Over time, activity crept back underground, drawn by surplus power in remote areas. By late 2025, estimates had China reclaiming around 14% of the pie again—quietly, through informal setups or data centers with dual purposes.

This resurgence showed Bitcoin’s decentralized nature in action: ban it one way, and it finds another path. But renewed enforcement reminds us that geopolitical risks haven’t gone away.

What’s different now? The network is far more distributed overall. Drops like this sting less than they once did because the U.S. and other hubs have built substantial capacity.

In my experience watching these cycles, each “China ban” episode ultimately makes the hash distribution healthier.

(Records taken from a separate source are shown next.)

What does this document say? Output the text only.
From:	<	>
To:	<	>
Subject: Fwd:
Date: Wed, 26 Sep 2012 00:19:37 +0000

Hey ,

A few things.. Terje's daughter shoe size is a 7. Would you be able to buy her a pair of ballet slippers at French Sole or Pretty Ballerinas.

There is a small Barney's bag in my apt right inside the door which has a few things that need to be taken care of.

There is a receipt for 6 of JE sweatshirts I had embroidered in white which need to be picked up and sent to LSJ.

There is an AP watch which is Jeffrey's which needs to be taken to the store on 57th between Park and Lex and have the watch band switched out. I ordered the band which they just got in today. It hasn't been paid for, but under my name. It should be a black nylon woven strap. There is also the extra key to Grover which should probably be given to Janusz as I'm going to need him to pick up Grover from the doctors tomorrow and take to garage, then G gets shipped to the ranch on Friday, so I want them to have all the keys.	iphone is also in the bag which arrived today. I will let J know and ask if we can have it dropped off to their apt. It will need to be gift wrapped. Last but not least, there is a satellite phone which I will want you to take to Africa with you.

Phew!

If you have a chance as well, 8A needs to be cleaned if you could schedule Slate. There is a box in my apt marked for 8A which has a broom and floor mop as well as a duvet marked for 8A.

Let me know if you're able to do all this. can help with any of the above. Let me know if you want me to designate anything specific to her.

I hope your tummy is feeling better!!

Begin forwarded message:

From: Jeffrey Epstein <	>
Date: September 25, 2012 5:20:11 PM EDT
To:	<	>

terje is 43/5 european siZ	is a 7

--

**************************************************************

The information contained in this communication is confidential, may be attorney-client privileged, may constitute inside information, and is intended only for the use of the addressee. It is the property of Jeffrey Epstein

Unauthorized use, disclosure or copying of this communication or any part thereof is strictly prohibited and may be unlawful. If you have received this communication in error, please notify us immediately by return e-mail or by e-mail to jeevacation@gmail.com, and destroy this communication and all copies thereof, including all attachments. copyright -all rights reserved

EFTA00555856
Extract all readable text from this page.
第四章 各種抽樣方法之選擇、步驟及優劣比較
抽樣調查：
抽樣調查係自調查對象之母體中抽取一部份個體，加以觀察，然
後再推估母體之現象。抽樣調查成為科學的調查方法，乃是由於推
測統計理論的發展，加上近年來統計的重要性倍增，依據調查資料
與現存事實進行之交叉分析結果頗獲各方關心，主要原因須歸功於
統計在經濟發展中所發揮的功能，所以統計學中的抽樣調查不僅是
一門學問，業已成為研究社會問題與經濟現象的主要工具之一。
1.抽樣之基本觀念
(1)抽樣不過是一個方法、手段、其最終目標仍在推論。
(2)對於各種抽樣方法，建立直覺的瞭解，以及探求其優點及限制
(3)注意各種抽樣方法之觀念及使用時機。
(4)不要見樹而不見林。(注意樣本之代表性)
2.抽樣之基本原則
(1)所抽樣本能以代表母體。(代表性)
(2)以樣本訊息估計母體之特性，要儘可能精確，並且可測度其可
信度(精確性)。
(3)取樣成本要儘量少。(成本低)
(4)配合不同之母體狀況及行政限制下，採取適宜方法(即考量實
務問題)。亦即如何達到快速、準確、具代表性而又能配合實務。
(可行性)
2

Miners learn, adapt, and spread out.

Broader Factors Squeezing Miners

The Xinjiang event isn’t happening in a vacuum. Several headwinds are converging:

  1. Stagnant or declining BTC price reducing revenue
  2. Record-high difficulty before the drop
  3. Low transaction fees meaning fewer extra rewards
  4. Rising energy costs in winter months
  5. Some operators pivoting rigs to AI computing for better margins

Three consecutive negative difficulty adjustments are already in the books, a rare streak signaling widespread strain.

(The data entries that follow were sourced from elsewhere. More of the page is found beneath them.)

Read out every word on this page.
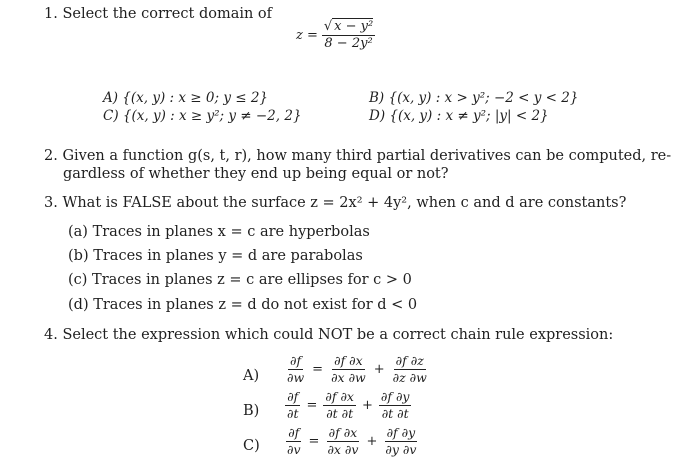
1. Select the correct domain of
$z = \frac{\text{√ x − y²}}{\text{8 − 2y²}}$
A) {(x, y) : x ≥ 0; y ≤ 2}	B) {(x, y) : x > y²; −2 < y < 2}
C) {(x, y) : x ≥ y²; y ≠ −2, 2}	D) {(x, y) : x ≠ y²; |y| < 2}
2. Given a function g(s, t, r), how many third partial derivatives can be computed, re-
gardless of whether they end up being equal or not?
3. What is FALSE about the surface z = 2x² + 4y², when c and d are constants?
(a) Traces in planes x = c are hyperbolas
(b) Traces in planes y = d are parabolas
(c) Traces in planes z = c are ellipses for c > 0
(d) Traces in planes z = d do not exist for d < 0
4. Select the expression which could NOT be a correct chain rule expression:
$A) \frac{\partial f}{\partial w} = \frac{\partial f \partial x}{\partial x \partial w} + \frac{\partial f \partial z}{\partial z \partial w}$
$B) \frac{\partial f}{\partial t} = \frac{\partial f \partial x}{\partial t \partial t} + \frac{\partial f \partial y}{\partial t \partial t}$
$C) \frac{\partial f}{\partial v} = \frac{\partial f \partial x}{\partial x \partial v} + \frac{\partial f \partial y}{\partial y \partial v}$
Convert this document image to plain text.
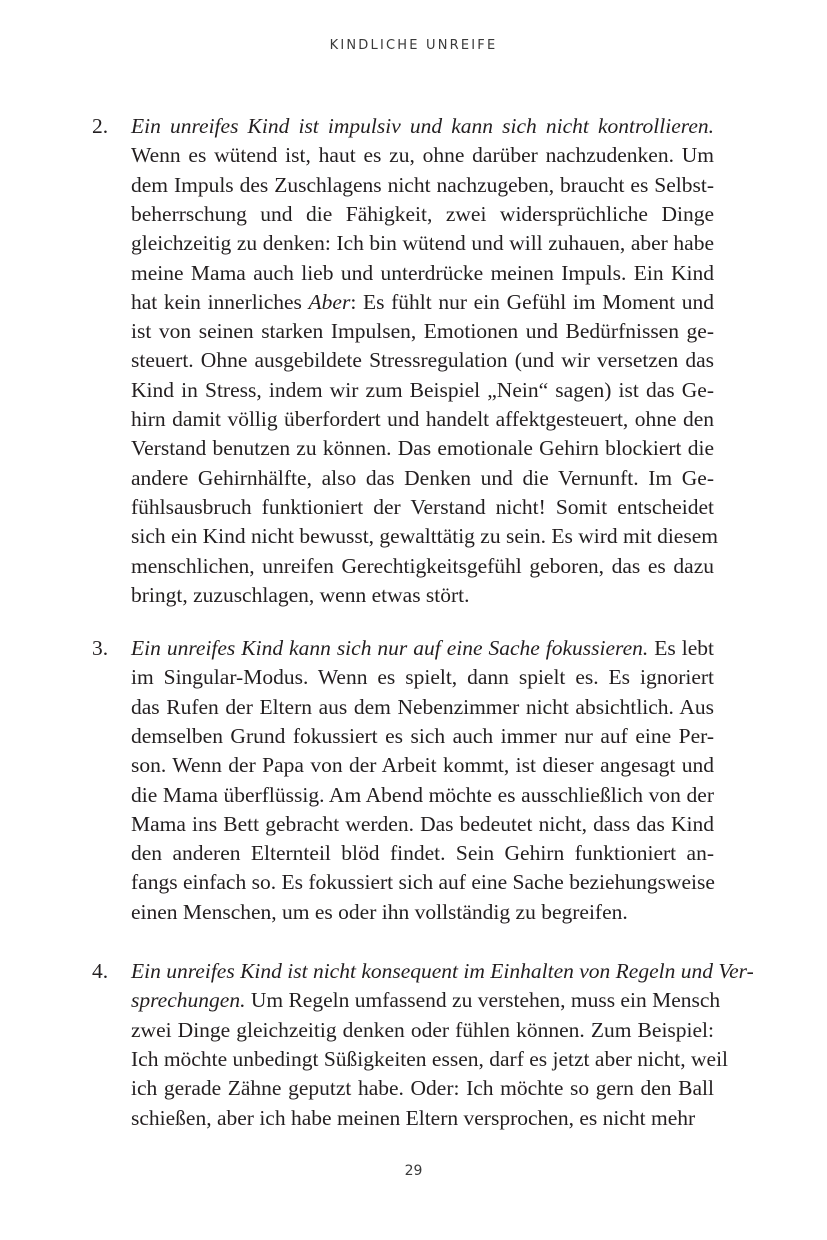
KINDLICHE UNREIFE
2. Ein unreifes Kind ist impulsiv und kann sich nicht kontrollieren.
Wenn es wütend ist, haut es zu, ohne darüber nachzudenken. Um
dem Impuls des Zuschlagens nicht nachzugeben, braucht es Selbst-
beherrschung und die Fähigkeit, zwei widersprüchliche Dinge
gleichzeitig zu denken: Ich bin wütend und will zuhauen, aber habe
meine Mama auch lieb und unterdrücke meinen Impuls. Ein Kind
hat kein innerliches Aber: Es fühlt nur ein Gefühl im Moment und
ist von seinen starken Impulsen, Emotionen und Bedürfnissen ge-
steuert. Ohne ausgebildete Stressregulation (und wir versetzen das
Kind in Stress, indem wir zum Beispiel „Nein“ sagen) ist das Ge-
hirn damit völlig überfordert und handelt affektgesteuert, ohne den
Verstand benutzen zu können. Das emotionale Gehirn blockiert die
andere Gehirnhälfte, also das Denken und die Vernunft. Im Ge-
fühlsausbruch funktioniert der Verstand nicht! Somit entscheidet
sich ein Kind nicht bewusst, gewalttätig zu sein. Es wird mit diesem
menschlichen, unreifen Gerechtigkeitsgefühl geboren, das es dazu
bringt, zuzuschlagen, wenn etwas stört.
3. Ein unreifes Kind kann sich nur auf eine Sache fokussieren. Es lebt
im Singular-Modus. Wenn es spielt, dann spielt es. Es ignoriert
das Rufen der Eltern aus dem Nebenzimmer nicht absichtlich. Aus
demselben Grund fokussiert es sich auch immer nur auf eine Per-
son. Wenn der Papa von der Arbeit kommt, ist dieser angesagt und
die Mama überflüssig. Am Abend möchte es ausschließlich von der
Mama ins Bett gebracht werden. Das bedeutet nicht, dass das Kind
den anderen Elternteil blöd findet. Sein Gehirn funktioniert an-
fangs einfach so. Es fokussiert sich auf eine Sache beziehungsweise
einen Menschen, um es oder ihn vollständig zu begreifen.
4. Ein unreifes Kind ist nicht konsequent im Einhalten von Regeln und Ver-
sprechungen. Um Regeln umfassend zu verstehen, muss ein Mensch
zwei Dinge gleichzeitig denken oder fühlen können. Zum Beispiel:
Ich möchte unbedingt Süßigkeiten essen, darf es jetzt aber nicht, weil
ich gerade Zähne geputzt habe. Oder: Ich möchte so gern den Ball
schießen, aber ich habe meinen Eltern versprochen, es nicht mehr
29
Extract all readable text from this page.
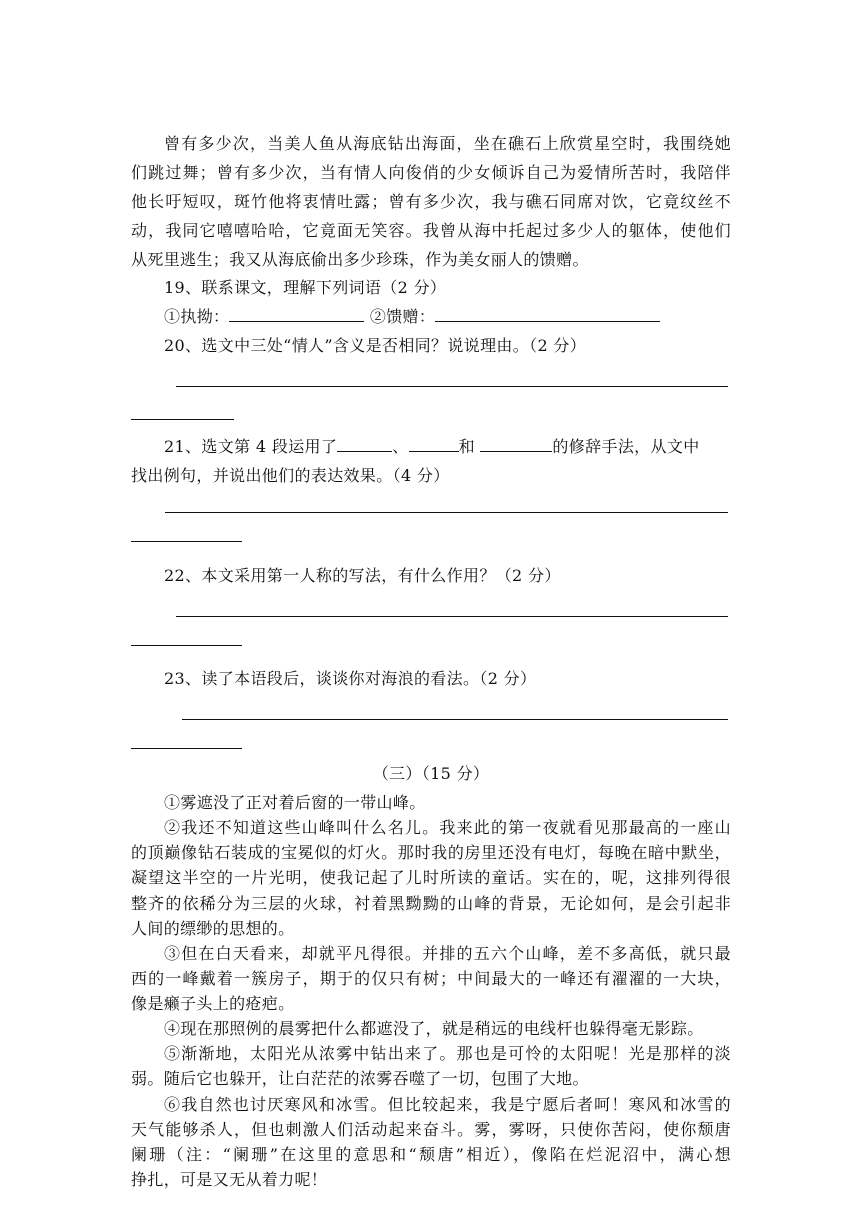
曾有多少次，当美人鱼从海底钻出海面，坐在礁石上欣赏星空时，我围绕她
们跳过舞；曾有多少次，当有情人向俊俏的少女倾诉自己为爱情所苦时，我陪伴
他长吁短叹，斑竹他将衷情吐露；曾有多少次，我与礁石同席对饮，它竟纹丝不
动，我同它嘻嘻哈哈，它竟面无笑容。我曾从海中托起过多少人的躯体，使他们
从死里逃生；我又从海底偷出多少珍珠，作为美女丽人的馈赠。
19、联系课文，理解下列词语（2 分）
①执拗：	②馈赠：
20、选文中三处“情人”含义是否相同？说说理由。（2 分）
21、选文第 4 段运用了	、	和	的修辞手法，从文中
找出例句，并说出他们的表达效果。（4 分）
22、本文采用第一人称的写法，有什么作用？（2 分）
23、读了本语段后，谈谈你对海浪的看法。（2 分）
（三）（15 分）
①雾遮没了正对着后窗的一带山峰。
②我还不知道这些山峰叫什么名儿。我来此的第一夜就看见那最高的一座山
的顶巅像钻石装成的宝冕似的灯火。那时我的房里还没有电灯，每晚在暗中默坐，
凝望这半空的一片光明，使我记起了儿时所读的童话。实在的，呢，这排列得很
整齐的依稀分为三层的火球，衬着黑黝黝的山峰的背景，无论如何，是会引起非
人间的缥缈的思想的。
③但在白天看来，却就平凡得很。并排的五六个山峰，差不多高低，就只最
西的一峰戴着一簇房子，期于的仅只有树；中间最大的一峰还有濯濯的一大块，
像是癞子头上的疮疤。
④现在那照例的晨雾把什么都遮没了，就是稍远的电线杆也躲得毫无影踪。
⑤渐渐地，太阳光从浓雾中钻出来了。那也是可怜的太阳呢！光是那样的淡
弱。随后它也躲开，让白茫茫的浓雾吞噬了一切，包围了大地。
⑥我自然也讨厌寒风和冰雪。但比较起来，我是宁愿后者呵！寒风和冰雪的
天气能够杀人，但也刺激人们活动起来奋斗。雾，雾呀，只使你苦闷，使你颓唐
阑珊（注：“阑珊”在这里的意思和“颓唐”相近），像陷在烂泥沼中，满心想
挣扎，可是又无从着力呢！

It’s a classic capitulation phase. Less efficient players exit, stronger ones scoop up cheaper hardware later, and the network emerges leaner.

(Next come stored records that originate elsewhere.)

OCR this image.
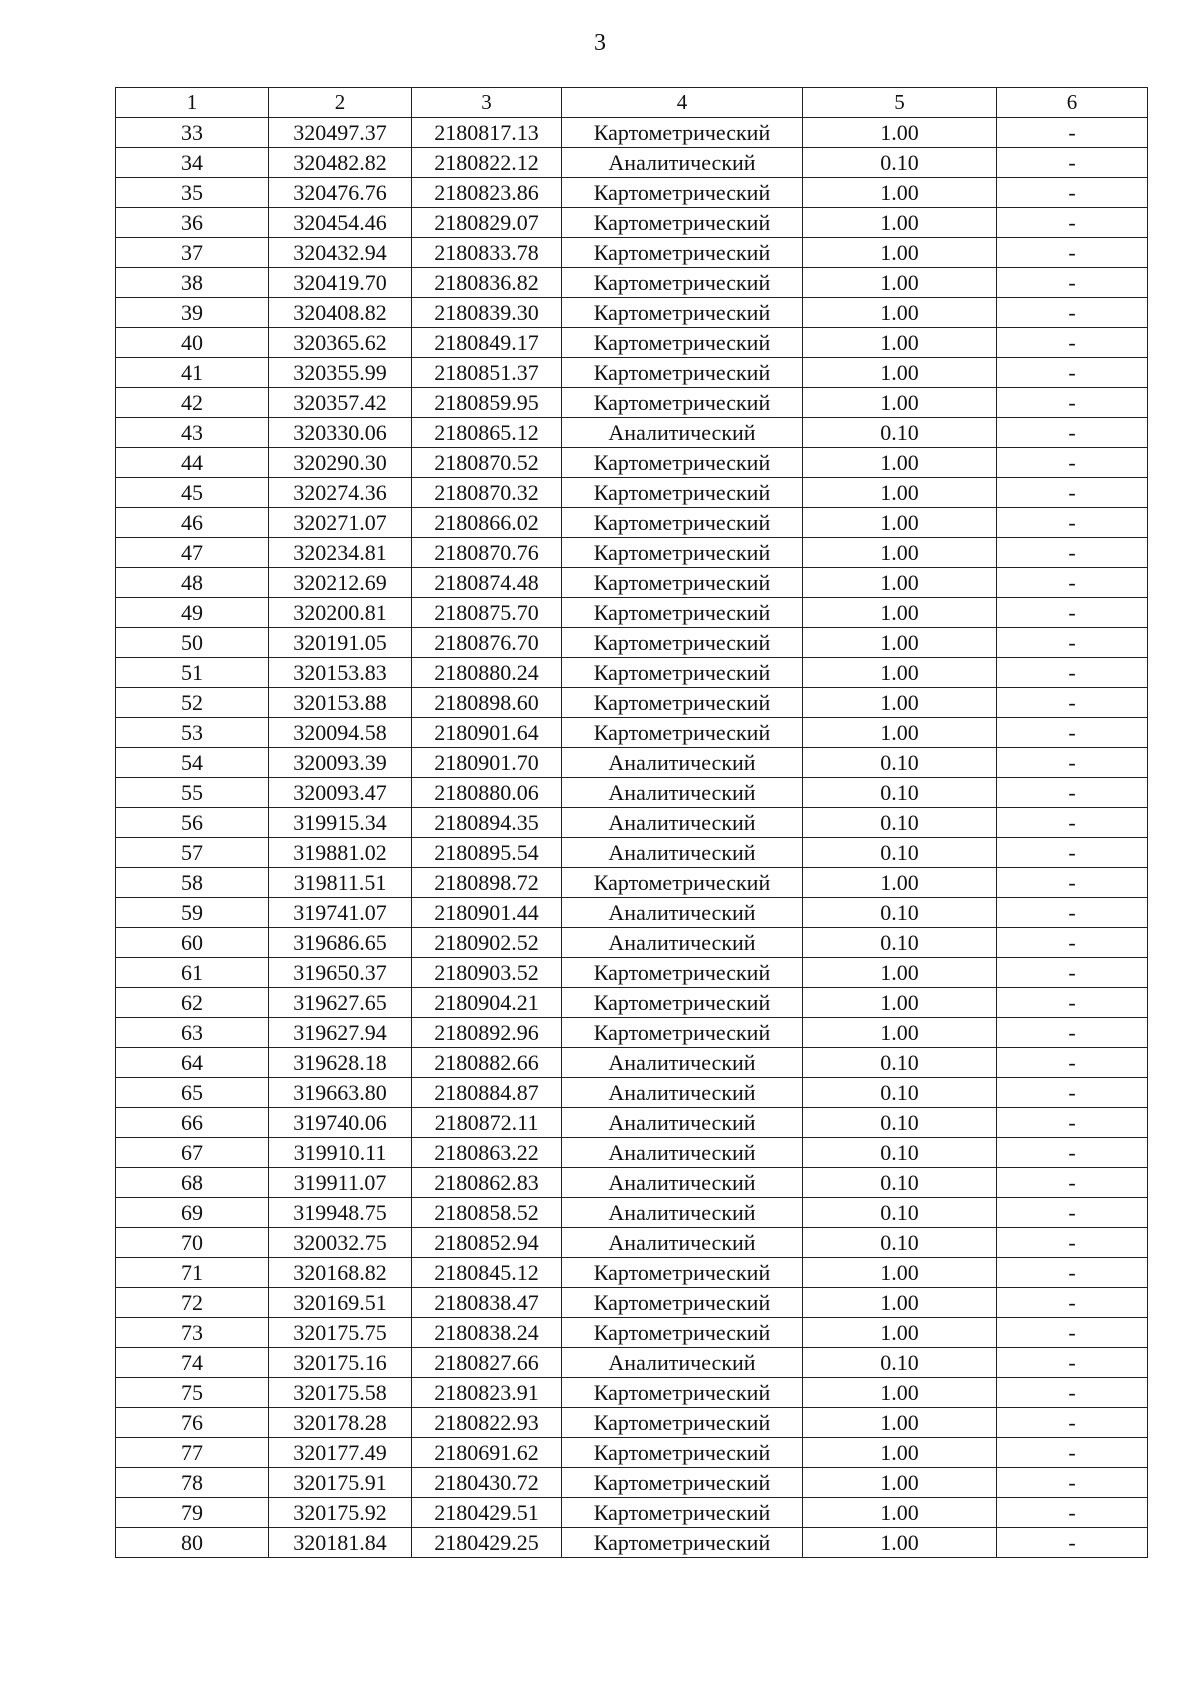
3
1	2	3	4	5	6
33	320497.37	2180817.13	Картометрический	1.00	-
34	320482.82	2180822.12	Аналитический	0.10	-
35	320476.76	2180823.86	Картометрический	1.00	-
36	320454.46	2180829.07	Картометрический	1.00	-
37	320432.94	2180833.78	Картометрический	1.00	-
38	320419.70	2180836.82	Картометрический	1.00	-
39	320408.82	2180839.30	Картометрический	1.00	-
40	320365.62	2180849.17	Картометрический	1.00	-
41	320355.99	2180851.37	Картометрический	1.00	-
42	320357.42	2180859.95	Картометрический	1.00	-
43	320330.06	2180865.12	Аналитический	0.10	-
44	320290.30	2180870.52	Картометрический	1.00	-
45	320274.36	2180870.32	Картометрический	1.00	-
46	320271.07	2180866.02	Картометрический	1.00	-
47	320234.81	2180870.76	Картометрический	1.00	-
48	320212.69	2180874.48	Картометрический	1.00	-
49	320200.81	2180875.70	Картометрический	1.00	-
50	320191.05	2180876.70	Картометрический	1.00	-
51	320153.83	2180880.24	Картометрический	1.00	-
52	320153.88	2180898.60	Картометрический	1.00	-
53	320094.58	2180901.64	Картометрический	1.00	-
54	320093.39	2180901.70	Аналитический	0.10	-
55	320093.47	2180880.06	Аналитический	0.10	-
56	319915.34	2180894.35	Аналитический	0.10	-
57	319881.02	2180895.54	Аналитический	0.10	-
58	319811.51	2180898.72	Картометрический	1.00	-
59	319741.07	2180901.44	Аналитический	0.10	-
60	319686.65	2180902.52	Аналитический	0.10	-
61	319650.37	2180903.52	Картометрический	1.00	-
62	319627.65	2180904.21	Картометрический	1.00	-
63	319627.94	2180892.96	Картометрический	1.00	-
64	319628.18	2180882.66	Аналитический	0.10	-
65	319663.80	2180884.87	Аналитический	0.10	-
66	319740.06	2180872.11	Аналитический	0.10	-
67	319910.11	2180863.22	Аналитический	0.10	-
68	319911.07	2180862.83	Аналитический	0.10	-
69	319948.75	2180858.52	Аналитический	0.10	-
70	320032.75	2180852.94	Аналитический	0.10	-
71	320168.82	2180845.12	Картометрический	1.00	-
72	320169.51	2180838.47	Картометрический	1.00	-
73	320175.75	2180838.24	Картометрический	1.00	-
74	320175.16	2180827.66	Аналитический	0.10	-
75	320175.58	2180823.91	Картометрический	1.00	-
76	320178.28	2180822.93	Картометрический	1.00	-
77	320177.49	2180691.62	Картометрический	1.00	-
78	320175.91	2180430.72	Картометрический	1.00	-
79	320175.92	2180429.51	Картометрический	1.00	-
80	320181.84	2180429.25	Картометрический	1.00	-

What This Means for Bitcoin’s Future

Short-term, expect volatility. More selling from distressed miners could test lower supports. But the protocol adjusts—literally.

Longer-term, this pushes toward greater decentralization. No single region dominating is healthier for security and resilience.

Interestingly, while Asia sells, Western inflows continue strong through ETFs and institutions. That divergence often signals accumulation during weakness.

Bitcoin has survived bigger shocks. Remember the 2021 exodus? Hashrate recovered stronger, distributed wider.

The network adapts, difficulty resets, and surviving miners enjoy higher share of rewards temporarily.

If history is any guide, this could mark a bottoming process rather than the start of a deeper bear phase. But markets surprise—that’s what keeps it exciting.

Key Takeaways for Investors and Miners

Whether you’re holding BTC or running rigs, here’s what stands out:

  • Regulatory risks remain real in certain jurisdictions
  • Profitability cycles are brutal—efficiency is king
  • Network metrics like hashrate and difficulty tell the real story beyond price
  • Diversification (geographic and operational) pays off
  • Capitulation often precedes recovery

Personally, I’ve found that zooming out helps during these events. Bitcoin’s fundamentals—fixed supply, growing adoption—haven’t changed. Shocks like this test the system but also prove its antifragility.

As we head into 2026, watch for hashrate recovery, difficulty resets, and whether offline capacity relocates or stays dark. That’ll tell us a lot about the next chapter.

One thing’s for sure: the mining landscape never stays static. It’s evolving, sometimes painfully, but always forward.